Ali Koç yeniden başkan adayı, muhtemelen Aziz Yıldırım da bir biçimde karşısında olacak. Kim kazanır bilinmez ama hangisi seçilirse seçilsin, Fenerbahçe belli ki 3 Temmuzcuların, 4 Nisancıların, 12 Mayısçıların kucağına düşmeyecek. Yine ele geçiremeyecekler. Gerisi çok da önemli değil…
Tıpkı dün akşamki maç gibi. İsmail Kartal yine ilginç tercihler yapmıştı. Djiku’yu orta sahaya, Fred’in yanında 6 numaraya çekmişti, belli ki Mert Hakan ve Zajc’dan umutlu değildi. Dzeko ise yedeğe çekilmiş, Batshuayi ilk 11’e girmişti. Osterwolde ne ara iyileşti de ilk 11’e girdi o da ayrı bir efsane… Bir ihtimal İsmail Hoca yine bir sonraki maçı, Galatasaray karşılaşmasını düşünmüş, ona göre tercihte bulunmuştu. Çok sayıda kart cezası sınırındaki oyuncuyu ve İzmir bölgesi hakemlerinin varlığını göz önüne alınca belki de hak vermek gerekiyor hocaya.

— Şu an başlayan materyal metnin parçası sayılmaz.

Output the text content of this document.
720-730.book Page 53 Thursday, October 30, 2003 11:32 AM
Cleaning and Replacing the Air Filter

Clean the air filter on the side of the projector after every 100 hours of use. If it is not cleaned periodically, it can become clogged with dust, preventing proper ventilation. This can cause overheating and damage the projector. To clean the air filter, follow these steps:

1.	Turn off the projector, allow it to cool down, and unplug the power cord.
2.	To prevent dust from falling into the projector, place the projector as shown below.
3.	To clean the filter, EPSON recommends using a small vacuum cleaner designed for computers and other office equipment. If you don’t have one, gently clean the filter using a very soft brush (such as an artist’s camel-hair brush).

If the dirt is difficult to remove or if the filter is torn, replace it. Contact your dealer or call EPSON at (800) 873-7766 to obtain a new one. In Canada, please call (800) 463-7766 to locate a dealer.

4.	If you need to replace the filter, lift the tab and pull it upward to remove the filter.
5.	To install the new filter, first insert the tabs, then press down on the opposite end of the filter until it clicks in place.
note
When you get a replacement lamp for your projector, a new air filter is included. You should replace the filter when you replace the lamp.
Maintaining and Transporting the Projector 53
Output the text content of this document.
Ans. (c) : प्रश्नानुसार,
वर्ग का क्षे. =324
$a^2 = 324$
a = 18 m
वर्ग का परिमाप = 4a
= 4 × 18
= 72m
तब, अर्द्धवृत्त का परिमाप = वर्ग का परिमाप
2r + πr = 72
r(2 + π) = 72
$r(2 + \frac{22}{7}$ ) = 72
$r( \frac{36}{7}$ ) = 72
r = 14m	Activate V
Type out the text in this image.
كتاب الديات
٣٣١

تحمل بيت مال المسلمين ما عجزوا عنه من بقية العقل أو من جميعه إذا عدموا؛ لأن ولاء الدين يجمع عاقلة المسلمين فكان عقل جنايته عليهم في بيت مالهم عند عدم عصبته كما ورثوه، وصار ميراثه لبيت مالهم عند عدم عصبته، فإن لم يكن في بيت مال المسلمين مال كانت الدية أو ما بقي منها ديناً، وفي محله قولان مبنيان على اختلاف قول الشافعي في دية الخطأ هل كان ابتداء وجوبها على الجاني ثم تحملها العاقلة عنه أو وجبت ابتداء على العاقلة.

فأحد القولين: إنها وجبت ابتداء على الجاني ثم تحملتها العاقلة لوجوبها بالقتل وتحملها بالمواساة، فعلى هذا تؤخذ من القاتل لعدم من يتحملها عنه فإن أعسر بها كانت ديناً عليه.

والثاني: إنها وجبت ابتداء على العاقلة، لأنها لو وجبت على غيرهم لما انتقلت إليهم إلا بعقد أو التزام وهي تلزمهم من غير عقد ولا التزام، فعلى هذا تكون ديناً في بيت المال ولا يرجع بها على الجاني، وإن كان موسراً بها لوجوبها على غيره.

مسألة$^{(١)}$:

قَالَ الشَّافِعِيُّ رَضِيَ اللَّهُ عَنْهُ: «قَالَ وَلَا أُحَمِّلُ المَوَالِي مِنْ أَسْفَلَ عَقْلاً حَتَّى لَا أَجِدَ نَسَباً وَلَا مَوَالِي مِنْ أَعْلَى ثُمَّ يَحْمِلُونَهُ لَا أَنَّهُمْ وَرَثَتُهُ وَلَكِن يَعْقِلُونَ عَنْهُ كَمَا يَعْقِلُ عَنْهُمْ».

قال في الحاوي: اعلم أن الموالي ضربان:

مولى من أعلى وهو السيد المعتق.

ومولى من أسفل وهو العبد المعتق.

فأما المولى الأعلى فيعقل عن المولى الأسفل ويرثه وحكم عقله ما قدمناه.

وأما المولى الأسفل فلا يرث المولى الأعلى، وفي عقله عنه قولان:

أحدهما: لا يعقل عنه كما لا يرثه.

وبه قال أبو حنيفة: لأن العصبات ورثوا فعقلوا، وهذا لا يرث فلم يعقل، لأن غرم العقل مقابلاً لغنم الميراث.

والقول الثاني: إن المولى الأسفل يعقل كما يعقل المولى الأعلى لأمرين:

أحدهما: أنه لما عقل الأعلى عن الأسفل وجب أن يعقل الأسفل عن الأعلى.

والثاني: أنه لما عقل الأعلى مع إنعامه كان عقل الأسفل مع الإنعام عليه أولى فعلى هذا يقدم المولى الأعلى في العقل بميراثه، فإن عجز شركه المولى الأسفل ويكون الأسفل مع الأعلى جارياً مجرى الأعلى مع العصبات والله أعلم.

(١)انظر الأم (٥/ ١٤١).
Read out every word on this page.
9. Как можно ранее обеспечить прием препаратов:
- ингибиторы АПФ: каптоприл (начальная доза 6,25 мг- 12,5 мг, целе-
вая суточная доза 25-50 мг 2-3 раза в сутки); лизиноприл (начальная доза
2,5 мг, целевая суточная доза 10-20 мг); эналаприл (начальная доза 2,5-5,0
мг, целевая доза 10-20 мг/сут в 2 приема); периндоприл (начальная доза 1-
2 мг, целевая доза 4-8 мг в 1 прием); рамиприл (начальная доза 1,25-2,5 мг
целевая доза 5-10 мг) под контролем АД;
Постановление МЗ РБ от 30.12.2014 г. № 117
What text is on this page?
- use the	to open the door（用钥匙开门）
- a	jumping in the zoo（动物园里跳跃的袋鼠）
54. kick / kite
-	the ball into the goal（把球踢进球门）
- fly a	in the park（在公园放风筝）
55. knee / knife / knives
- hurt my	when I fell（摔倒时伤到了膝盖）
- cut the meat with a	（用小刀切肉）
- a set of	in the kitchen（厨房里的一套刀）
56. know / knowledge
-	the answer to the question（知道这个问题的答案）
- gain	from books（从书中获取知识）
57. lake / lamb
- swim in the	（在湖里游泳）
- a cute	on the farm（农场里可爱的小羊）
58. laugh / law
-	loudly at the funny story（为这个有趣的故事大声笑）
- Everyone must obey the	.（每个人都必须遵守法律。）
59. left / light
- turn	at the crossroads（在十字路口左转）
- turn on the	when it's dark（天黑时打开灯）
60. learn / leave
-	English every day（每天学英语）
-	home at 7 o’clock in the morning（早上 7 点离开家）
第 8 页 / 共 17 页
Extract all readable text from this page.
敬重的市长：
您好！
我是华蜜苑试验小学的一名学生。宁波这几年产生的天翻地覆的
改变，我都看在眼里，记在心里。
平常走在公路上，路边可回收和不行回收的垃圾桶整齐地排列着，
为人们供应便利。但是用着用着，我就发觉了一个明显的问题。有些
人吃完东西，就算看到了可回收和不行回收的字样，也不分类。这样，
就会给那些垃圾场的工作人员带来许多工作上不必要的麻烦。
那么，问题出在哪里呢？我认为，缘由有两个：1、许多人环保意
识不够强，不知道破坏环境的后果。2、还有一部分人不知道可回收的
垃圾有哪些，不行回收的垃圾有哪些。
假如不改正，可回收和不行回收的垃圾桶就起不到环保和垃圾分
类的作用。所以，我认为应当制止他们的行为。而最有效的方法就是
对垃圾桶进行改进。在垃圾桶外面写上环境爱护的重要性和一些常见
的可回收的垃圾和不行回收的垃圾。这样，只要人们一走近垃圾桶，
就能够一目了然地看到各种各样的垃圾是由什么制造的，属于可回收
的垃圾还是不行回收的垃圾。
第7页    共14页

Fenerbahçeli oyuncular daha maçın başında birbirlerine laf atacak kadar gergindi ya da heyecanlıydı. Çağlar, ceza sahası önünde top çıkarmaya çalışırken takımı el kol hareketleriyle geri çağırıyor, hemen akabinde Tadiç ileri çıkın diye bağırıyordu.
Önde baskı işe yaradı, ilk 15 dakikada 3 net gol kaçıran Fenerbahçe 17 dakikada Batshuayi ile golü buldu.
İlk yarının kalanında da Fenerbahçe forvetleri “kaleci Bilal’e takılma yarışı” içindeydi. 43. Dakikada bu yarışı bitiren isim Djiku oldu. Yerine sağlam bir stoper bulunursa Djiku orta sahada da başarılı olacağını bu maçta gösterdi. Attığı golde mucize adam Osterwolde’nin katkısı büyüktü. Cengiz’in yine etkisiz kaldığı oyunda Tadiç ve Syzmanski usta paslarıyla dikkat çekti.
İkinci yarıda değişen bir şey olmadı. Yine forvetler gol kaçırırken, Syzmanski’nin nefis asistiyle Çağlar bile gol atmayı başardı. Becao’nun gördüğü kartla haftaya cezalı duruma düşmesi İsmail Kartal’ın korktuğunun başına gelmesiydi. Gördüğü karta ise “şanssızlık” dışında söylenebilecek bir şey yok. Aslında orta hakem Direnç Tonusluoğlu’nun yönetimi de şaşırtacak kadar soğukkanlıydı.
İnsan üzülüyor bu takıma. Fenerbahçe tarihinin teknik kapasitesi ve uyumu en yüksek kadrolarından birisi belki de birincisi. Şampiyon olmayı gerçekten hak eden bir takım. Herkesin malumu sebeplerle şampiyonluk kaçınca, elde edilen başarıların hiçbir önemi kalmıyor. O nedenle 3-0’lık galibiyete rağmen taraftar “yönetim istifa” diye bağırıyor. Yılların özlemi göz önüne alınırsa, kim taraftarı başarıyı sadece şampiyonluğa endekslediği için eleştirebilir, haksızsınız diyebilir?